To the average computer user, artificial intelligence seems to have emerged from nowhere – an amorphous and otherworldly force filling their social media feeds with dream-like landscapes and photo-realistic images of people who don’t actually exist.
For the people who spend their days designing and engineering buildings, however, AI and its close cousin, building information modeling, are technologies that have gradually been informing the entire development process.
Architecture tools
At Minneapolis-based architecture firm HGA, which has a Milwaukee office and has designed several Milwaukee buildings, AI tools are utilized to improve, and sometimes speed up, certain parts of the early building and site design process, said Jonathan Bartling, vice president of digital design at HGA.
AI programs or plugins like DALL-E and DALL-E-2, or Veras, can be “plugged into” traditional computer-aided design programs like SketchUp, Autodesk Revit or Rhinoceros 3D, to enhance or modify designs that have been manually rendered on a computer.

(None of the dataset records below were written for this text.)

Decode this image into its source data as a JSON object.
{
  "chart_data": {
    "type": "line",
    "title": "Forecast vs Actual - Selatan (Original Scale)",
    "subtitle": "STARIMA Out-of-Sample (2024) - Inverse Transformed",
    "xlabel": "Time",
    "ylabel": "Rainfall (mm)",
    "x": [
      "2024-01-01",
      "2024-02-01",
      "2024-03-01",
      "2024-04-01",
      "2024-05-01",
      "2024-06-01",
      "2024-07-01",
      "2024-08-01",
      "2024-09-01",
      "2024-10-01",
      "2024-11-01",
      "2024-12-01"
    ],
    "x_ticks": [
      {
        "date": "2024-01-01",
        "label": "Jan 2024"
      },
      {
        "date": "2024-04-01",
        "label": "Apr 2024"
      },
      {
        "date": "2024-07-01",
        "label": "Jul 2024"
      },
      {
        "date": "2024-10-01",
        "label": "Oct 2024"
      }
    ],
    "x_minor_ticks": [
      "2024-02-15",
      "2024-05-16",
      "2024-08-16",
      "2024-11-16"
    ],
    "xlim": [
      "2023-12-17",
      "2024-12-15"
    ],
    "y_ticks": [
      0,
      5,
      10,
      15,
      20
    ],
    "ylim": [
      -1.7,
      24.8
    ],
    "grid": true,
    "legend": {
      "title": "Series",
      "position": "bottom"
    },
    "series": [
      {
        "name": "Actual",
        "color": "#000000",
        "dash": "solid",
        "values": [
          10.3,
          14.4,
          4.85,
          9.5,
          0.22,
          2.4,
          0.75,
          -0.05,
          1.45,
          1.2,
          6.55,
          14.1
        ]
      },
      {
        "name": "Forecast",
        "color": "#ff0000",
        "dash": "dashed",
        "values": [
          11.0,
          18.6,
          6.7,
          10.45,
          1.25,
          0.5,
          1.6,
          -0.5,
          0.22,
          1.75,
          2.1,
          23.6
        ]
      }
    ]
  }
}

Veras, for instance, can alter the mood of a building rendering by showing it in different lights or seasons. Previously, that work would’ve had to have been done by a person using a more traditional design software.
Designers also sometimes use Autodesk Forma (formerly Spacemaker) to come up with options for building sizes and possible site layouts.
“It allows you to program the different building elements. You can tell it, ‘I want three buildings of these sizes for the site scale,’” Bartling said. “You are doing a lot more curating than iterating (with these tools).”
Building tools
At Milwaukee-based construction firm CG Schmidt, staff are mostly using predictive analytic AI tools, like Microsoft Power BI, that help their staff analyze data and make better decisions when it comes to choosing the best subcontractor for a certain job, or the best estimate for a specific project, said Brian Medina, the firm’s director of mechanical, electrical and plumbing and visual design and construction.
“It allows us to take a lot of data and sort through it fast,” Medina said.
The firm is also testing AI programs that other firms are using to help map mechanical layouts in buildings.
“These programs can help find the most efficient above-ceiling layout, like the insulation, plumbing and HVAC, within code required parameters and maintenance parameters,” Medina said.
At Madison-based construction firm Findorff, AI tools are mostly being used for budgeting and quality control purposes, but the firm is also aware of developing potential for design enhancements like those Medina mentioned. One way the firm is using AI is by employing an optical character recognition software, or OCR, to optically scan building plans to help analyze structural elements.
“At the beginning of every project, you are coming up with a budget, so you need to know how many windows, walls, how many doors are in those plans,” said Donnie Bogle-Boesiger, virtual design and construction lead at Findorff. “The software uses OCR to read those plans for you to help you with budgeting.”
The firm also uses AI in post-construction quality checks, using laser scanning of completed projects to see how accurately things were installed.
Embracing change judiciously
As AI design tools continue to grow in popularity and scope, the key to using them effectively, Bartling said, will be putting operational and philosophical guardrails in place to ensure the next generation of architects knows there’s a place for organic contributions.
“We have to make sure that we are not just replacing interns with AI. If there are tasks that are being replaced, we have to think about other ways of evolving talent,” he said. “There is a creative agency to the process that we don’t want to lose, by doing things, better, faster and smarter.”
For Medina, AI is coming along at a time when the construction industry is understaffed and in need of ways to streamline the process and recruit young talent.
“Construction is going to have to adapt. Younger workers are going to want more immediate results, because that is what they are used to,” Medina said. “We are not giving our younger generations credit. They don’t need to spend the first five years (of their careers) drafting.”